Last month we posted a few articles on actress and Pastor’s wife Meagan Good’s blue breast dress. She faced backlash and support of her decision to wear the revealing dress to an awards show. Some claimed she looked hot and God has no problem with her baring her breasts to the world. Others thought it wasn’t appropriate for a Christian to wear such attire. Check out the video below where she speaks about it.
“I love being married. He’s the best partner, lover, best friend I could ever have. I’m thankful and grateful.”
On the dress:
“My heart was in the right place. There will be other dresses down the line that people won’t like. But my relationship with God is tight. & I don’t think God is concerned about those kind of things. If He ever was to say don’t dress like that then I wouldn’t do it. But I don’t feel that in my spirit, I don’t feel convicted about it.”
On criticism of her husband:
“But regardless about it, I feel badly about it as I hate to see my husband come under fire because people can be so narrow minded in their thought and in their approach. People don’t look at all the good stuff that you do; going and talking to kids in prison and going and talking in churches, going and talking to youth groups, all the positivity you’re putting out their to build God’s kingdom and to try to do your part to show people light and love.

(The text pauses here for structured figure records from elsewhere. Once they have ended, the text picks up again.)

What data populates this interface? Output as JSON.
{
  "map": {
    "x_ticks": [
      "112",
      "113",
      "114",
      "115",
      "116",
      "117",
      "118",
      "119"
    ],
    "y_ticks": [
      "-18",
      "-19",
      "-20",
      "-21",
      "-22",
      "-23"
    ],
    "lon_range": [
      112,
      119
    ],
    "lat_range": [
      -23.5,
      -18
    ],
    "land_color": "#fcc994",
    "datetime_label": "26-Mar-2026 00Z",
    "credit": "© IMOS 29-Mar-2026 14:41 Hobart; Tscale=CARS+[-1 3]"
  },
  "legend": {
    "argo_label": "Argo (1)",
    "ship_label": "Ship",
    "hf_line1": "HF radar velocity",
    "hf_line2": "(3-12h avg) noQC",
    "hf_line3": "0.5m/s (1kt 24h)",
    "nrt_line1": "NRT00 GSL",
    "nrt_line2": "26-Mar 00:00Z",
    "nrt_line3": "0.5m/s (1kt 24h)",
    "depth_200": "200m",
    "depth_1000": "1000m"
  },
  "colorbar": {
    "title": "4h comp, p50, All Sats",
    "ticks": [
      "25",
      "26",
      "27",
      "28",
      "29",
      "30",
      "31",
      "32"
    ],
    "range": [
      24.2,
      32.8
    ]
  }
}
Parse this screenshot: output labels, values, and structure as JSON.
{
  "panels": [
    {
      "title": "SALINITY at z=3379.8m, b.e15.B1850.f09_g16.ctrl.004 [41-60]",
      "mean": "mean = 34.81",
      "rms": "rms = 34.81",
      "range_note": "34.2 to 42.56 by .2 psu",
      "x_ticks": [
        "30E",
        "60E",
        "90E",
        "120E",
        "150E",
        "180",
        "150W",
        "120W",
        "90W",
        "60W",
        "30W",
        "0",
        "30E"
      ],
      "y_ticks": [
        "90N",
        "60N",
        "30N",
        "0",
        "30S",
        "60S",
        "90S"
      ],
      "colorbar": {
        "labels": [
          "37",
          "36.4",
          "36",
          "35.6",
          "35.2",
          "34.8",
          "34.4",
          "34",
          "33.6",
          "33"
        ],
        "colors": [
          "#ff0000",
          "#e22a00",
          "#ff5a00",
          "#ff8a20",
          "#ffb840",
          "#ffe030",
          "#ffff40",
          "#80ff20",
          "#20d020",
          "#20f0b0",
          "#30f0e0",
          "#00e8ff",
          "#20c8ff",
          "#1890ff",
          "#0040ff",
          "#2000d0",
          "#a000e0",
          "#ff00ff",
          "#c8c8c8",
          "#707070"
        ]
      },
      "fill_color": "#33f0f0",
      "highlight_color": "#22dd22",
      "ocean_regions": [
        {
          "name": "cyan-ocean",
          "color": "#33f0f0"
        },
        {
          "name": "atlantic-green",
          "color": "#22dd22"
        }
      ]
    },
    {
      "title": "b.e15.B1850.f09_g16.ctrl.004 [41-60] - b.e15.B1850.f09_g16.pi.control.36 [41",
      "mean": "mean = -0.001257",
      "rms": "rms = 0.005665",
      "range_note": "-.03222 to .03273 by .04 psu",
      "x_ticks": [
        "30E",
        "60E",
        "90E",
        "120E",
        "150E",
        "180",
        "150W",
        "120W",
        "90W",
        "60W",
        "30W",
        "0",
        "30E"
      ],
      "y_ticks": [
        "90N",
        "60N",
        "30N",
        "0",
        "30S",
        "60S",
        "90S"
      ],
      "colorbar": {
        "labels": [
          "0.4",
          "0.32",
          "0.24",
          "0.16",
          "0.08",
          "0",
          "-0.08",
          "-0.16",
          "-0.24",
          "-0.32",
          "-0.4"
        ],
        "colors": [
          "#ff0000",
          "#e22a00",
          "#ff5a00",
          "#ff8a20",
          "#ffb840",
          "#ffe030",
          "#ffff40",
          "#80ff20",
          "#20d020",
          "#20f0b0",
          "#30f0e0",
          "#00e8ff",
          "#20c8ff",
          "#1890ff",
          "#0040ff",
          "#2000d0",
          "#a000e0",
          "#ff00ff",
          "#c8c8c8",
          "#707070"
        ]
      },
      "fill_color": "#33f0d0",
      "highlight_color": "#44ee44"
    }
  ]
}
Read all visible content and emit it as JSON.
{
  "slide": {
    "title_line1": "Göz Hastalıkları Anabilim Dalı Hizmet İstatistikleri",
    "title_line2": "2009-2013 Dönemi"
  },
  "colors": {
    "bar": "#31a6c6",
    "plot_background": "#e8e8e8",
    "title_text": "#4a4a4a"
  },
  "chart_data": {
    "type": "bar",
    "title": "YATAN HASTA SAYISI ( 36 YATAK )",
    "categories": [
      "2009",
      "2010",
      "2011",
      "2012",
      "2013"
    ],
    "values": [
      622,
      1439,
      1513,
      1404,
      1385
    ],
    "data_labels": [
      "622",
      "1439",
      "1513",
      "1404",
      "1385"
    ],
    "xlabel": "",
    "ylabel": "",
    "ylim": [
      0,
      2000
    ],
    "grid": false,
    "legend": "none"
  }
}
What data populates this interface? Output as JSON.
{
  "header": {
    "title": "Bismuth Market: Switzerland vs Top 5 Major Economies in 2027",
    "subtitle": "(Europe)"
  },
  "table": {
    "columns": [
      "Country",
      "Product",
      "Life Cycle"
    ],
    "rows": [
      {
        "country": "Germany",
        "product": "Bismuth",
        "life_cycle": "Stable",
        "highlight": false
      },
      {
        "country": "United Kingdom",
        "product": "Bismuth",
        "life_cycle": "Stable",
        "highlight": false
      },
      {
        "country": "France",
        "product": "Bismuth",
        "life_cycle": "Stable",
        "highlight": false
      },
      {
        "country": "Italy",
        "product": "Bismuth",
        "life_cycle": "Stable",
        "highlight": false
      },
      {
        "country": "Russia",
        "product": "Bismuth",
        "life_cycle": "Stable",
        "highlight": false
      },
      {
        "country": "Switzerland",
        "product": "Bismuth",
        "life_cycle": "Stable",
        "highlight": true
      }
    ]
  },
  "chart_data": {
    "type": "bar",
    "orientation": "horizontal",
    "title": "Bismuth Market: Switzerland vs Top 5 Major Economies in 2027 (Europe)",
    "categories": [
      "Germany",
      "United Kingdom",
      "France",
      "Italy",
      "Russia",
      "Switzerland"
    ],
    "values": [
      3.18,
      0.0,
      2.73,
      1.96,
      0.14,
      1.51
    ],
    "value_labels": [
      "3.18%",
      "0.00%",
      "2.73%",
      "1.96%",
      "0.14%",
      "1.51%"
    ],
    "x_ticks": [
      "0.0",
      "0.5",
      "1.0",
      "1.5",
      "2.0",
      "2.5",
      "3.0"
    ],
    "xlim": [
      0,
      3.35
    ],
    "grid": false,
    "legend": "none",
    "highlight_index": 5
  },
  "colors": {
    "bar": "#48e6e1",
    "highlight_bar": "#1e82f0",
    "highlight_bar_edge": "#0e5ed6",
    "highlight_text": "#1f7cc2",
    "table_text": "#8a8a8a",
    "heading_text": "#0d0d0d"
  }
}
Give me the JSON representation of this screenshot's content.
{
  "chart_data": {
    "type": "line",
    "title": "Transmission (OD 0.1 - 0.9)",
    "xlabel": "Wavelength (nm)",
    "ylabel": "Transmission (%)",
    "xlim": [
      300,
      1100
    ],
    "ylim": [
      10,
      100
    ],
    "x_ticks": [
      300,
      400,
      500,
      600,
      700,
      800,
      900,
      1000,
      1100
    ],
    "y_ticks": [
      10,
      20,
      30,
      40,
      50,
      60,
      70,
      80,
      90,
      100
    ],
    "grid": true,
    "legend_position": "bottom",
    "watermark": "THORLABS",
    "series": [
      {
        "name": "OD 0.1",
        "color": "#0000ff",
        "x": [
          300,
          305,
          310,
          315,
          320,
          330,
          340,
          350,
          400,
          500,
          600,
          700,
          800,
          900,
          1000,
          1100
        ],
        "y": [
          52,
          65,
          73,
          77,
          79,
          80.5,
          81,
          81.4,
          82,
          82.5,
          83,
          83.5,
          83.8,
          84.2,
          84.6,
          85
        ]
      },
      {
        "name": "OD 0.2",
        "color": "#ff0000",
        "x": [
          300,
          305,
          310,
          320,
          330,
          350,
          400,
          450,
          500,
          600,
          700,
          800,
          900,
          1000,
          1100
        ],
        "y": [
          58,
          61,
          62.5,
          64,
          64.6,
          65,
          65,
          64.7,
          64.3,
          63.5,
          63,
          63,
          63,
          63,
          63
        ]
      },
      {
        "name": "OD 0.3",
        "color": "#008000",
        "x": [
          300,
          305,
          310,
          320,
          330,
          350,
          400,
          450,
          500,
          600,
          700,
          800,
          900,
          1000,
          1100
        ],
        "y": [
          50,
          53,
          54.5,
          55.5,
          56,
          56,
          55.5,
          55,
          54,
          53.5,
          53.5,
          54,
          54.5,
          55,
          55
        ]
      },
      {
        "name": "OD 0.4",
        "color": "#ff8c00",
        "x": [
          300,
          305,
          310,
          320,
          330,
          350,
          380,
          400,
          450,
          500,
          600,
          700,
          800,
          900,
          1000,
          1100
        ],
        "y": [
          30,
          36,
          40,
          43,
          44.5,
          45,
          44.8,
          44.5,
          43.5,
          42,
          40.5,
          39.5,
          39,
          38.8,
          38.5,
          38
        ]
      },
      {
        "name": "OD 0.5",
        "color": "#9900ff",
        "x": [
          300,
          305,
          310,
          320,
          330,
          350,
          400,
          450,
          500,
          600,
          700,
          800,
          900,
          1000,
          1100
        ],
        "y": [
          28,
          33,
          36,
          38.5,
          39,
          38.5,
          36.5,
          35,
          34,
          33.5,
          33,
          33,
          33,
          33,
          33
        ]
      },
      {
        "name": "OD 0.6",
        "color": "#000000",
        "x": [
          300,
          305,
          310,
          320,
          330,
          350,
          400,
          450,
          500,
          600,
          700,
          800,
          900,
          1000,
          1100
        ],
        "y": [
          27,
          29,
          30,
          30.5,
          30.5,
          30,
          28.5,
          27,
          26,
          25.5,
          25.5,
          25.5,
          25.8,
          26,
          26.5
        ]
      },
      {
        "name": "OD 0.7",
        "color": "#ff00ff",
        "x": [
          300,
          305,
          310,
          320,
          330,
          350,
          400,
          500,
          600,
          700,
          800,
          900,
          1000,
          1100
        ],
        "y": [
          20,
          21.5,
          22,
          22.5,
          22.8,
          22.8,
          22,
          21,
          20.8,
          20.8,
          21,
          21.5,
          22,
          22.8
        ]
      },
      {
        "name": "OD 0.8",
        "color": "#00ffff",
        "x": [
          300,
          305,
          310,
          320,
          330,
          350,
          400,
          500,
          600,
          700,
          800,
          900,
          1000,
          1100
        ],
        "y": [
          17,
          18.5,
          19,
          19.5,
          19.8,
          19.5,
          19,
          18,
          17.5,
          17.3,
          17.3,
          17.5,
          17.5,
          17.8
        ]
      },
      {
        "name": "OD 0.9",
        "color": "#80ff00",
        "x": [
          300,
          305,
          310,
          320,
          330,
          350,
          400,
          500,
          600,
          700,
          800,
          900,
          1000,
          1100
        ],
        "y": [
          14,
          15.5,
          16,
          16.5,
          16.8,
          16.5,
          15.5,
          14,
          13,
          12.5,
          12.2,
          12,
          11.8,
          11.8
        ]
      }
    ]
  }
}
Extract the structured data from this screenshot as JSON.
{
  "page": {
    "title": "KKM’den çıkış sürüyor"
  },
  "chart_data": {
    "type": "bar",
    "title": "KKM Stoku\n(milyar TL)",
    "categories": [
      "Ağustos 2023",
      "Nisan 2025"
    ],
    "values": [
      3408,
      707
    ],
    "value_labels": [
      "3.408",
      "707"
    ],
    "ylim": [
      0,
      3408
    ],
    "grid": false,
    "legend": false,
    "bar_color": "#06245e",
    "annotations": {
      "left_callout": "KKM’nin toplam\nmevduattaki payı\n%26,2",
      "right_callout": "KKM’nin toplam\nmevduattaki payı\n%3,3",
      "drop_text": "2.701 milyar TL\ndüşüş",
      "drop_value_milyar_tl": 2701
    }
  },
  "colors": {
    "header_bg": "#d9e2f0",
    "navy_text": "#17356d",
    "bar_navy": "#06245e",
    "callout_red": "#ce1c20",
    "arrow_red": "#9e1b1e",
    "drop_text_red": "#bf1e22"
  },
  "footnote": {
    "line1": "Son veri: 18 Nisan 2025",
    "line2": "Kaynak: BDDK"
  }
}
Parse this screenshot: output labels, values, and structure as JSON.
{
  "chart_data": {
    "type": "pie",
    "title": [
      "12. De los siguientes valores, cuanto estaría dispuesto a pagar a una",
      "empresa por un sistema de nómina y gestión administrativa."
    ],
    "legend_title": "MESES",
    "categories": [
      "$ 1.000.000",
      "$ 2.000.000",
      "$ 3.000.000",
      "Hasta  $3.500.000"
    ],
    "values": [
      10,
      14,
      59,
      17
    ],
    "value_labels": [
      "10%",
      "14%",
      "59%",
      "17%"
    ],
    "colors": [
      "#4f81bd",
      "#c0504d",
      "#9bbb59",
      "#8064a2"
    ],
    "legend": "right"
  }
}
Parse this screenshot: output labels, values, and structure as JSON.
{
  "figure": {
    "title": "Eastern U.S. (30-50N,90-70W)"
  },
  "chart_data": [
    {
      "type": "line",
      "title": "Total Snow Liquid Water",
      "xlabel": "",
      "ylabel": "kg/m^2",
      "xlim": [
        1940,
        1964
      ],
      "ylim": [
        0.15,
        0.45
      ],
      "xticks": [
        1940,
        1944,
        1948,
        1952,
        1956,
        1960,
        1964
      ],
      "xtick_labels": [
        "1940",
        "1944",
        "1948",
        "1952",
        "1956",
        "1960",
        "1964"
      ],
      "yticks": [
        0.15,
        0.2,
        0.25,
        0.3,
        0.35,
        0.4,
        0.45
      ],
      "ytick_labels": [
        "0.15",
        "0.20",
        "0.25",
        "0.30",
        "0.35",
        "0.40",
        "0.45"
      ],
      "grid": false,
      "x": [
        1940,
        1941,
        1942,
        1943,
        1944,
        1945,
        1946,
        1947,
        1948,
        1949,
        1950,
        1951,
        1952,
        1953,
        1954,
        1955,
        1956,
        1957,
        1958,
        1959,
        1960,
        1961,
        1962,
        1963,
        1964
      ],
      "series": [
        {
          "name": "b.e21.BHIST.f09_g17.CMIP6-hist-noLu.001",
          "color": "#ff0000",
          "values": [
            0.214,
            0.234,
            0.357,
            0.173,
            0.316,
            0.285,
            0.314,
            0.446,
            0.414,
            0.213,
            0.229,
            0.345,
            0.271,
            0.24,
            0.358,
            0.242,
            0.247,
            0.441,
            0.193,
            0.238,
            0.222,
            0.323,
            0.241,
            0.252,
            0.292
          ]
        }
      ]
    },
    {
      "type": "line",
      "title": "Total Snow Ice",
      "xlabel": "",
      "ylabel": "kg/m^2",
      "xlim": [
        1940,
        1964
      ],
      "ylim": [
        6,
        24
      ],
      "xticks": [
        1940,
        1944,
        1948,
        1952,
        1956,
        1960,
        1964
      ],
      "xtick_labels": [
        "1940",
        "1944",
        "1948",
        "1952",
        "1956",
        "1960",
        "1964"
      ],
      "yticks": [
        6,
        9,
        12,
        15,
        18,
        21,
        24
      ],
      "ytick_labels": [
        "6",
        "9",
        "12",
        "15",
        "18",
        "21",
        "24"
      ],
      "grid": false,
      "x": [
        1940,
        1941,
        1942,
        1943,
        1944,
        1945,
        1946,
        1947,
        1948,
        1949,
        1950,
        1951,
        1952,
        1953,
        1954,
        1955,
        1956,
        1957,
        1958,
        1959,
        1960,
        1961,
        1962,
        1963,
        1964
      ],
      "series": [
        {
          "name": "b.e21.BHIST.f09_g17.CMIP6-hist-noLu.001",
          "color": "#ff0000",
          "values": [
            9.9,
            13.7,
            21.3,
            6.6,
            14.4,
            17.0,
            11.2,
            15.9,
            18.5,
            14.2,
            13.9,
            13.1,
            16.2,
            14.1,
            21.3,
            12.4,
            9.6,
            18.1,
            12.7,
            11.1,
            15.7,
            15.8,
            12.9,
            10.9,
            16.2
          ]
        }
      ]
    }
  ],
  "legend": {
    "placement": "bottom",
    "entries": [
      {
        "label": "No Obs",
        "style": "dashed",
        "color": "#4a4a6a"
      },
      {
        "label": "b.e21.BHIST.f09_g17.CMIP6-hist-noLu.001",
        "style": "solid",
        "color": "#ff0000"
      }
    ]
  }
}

It kinda breaks my heard that people try to look for the one negative thing or the thing that they think is negative and one way to kind of attack you and break down everything you’ve done.”
Right after the debacle she responded on line:
… That’s the thing Girl- is that I don’t feel convicted about this at all .,my spirit is saddened that our people only know one way to think and process things.. I’m not any less holy because the dress I wore -I may not be who people think I should be -but I’m morphing into exactly who God wants me to be.. My excuse is never “I’m going to do me” and I don’t feel that I need to make an excuse or defend or what I wore .. I know I have a responsibility -and I’m working daily to fulfill the full potential of all God has created me to be.. A dialogue was started about my character, integrity, my walk with God and my Husband -simply based on a dress that I wore.., Of course I’m going to have a reaction to people saying negative things… It’s just sad.. Makes me sad not regretful.. My heart and spirit is always open to whatever my Father would want to share with me… And my spirit tells me to be exactly who I authentically am -because that’s what’s going to reach who I was authentically designed to touch.. people like me who are often misunderstood and told their cut of God’s promise -because they don’t look the role …when God doesn’t care about us “looking the role”..he is always cared about bringing us in -and us being whatever we need to be to bring Those left out in .. And it just makes me sad that us as Christians can’t see beyond our initial reaction and don’t seek God before the attack other brothers and sisters …and never think for one moment that: God knows what he’s doing and he uses everything for his glory .. and he has a plan for every specific situation.. I had intentions on anything .. Merely picked a dress I saw and loved … God knows my heart and that I didn’t do anything wrong .. And he will use even people’s thoughts to bring him glory.